Most firms are failing to adequately manage the risks of mis-selling arising from the way they incentivise their staff, the Financial Conduct Authority has warned.
The FCA stopped short of asking firms to remove incentives but did state that it expects firms to manage the risks created by them.
Where risks cannot be adequately reduced, firms should change the way staff are paid, the FCA said. It also said that it expects firms to investigate recurring problems, take action and pay redress to consumers who have suffered harm.
The regulator said this follows a review that it carried out across a variety of authorised firms, both large and small, including banks, building societies, insurance companies and investment firms.
One example of a financial incentive highlighted by the FCA is where advisers or sales staff have 100 per cent variable pay based on a share of commission or fee income.

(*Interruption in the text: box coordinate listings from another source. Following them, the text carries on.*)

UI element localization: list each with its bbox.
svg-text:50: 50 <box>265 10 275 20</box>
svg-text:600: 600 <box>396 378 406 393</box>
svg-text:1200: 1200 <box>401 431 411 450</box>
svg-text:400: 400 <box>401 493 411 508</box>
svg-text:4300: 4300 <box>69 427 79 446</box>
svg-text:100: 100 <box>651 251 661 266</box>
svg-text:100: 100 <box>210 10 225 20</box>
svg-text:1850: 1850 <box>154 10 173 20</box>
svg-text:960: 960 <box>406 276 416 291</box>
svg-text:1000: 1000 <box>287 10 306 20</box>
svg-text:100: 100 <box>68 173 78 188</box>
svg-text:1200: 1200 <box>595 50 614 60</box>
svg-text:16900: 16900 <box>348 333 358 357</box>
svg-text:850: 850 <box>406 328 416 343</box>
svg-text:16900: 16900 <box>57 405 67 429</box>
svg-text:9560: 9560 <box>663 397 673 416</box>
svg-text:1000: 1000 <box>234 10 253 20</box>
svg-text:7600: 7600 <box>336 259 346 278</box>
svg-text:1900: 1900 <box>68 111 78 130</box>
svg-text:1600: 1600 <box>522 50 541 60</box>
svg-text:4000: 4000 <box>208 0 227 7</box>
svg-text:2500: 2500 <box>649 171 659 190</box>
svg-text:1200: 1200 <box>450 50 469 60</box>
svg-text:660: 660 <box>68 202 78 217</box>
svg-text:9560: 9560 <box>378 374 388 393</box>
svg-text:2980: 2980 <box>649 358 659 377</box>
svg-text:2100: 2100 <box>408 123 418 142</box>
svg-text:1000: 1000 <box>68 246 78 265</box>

It now expects all firms to consider whether the way they pay staff increases the risk of mis-selling and how, as well as to review and change where necessary the way this risk is controlled.
This follows on from the FCA’s final guidance, published in January, called Risks to customers from financial incentives.
The FCA said it expects firms to look at the guidance, which includes specific guidance for smaller firms, and consider what changes firms may need to make to manage the risks in their firm.
The guidance applies to all firms in retail financial services whose staff deal directly with customers and are paid based on the results. This includes whether they are employed or self-employed, or paid a basic salary or not.
This can include sales staff, advice or service providers, discretionary or non-discretionary investment managers, intermediary firms and firms with appointed representatives.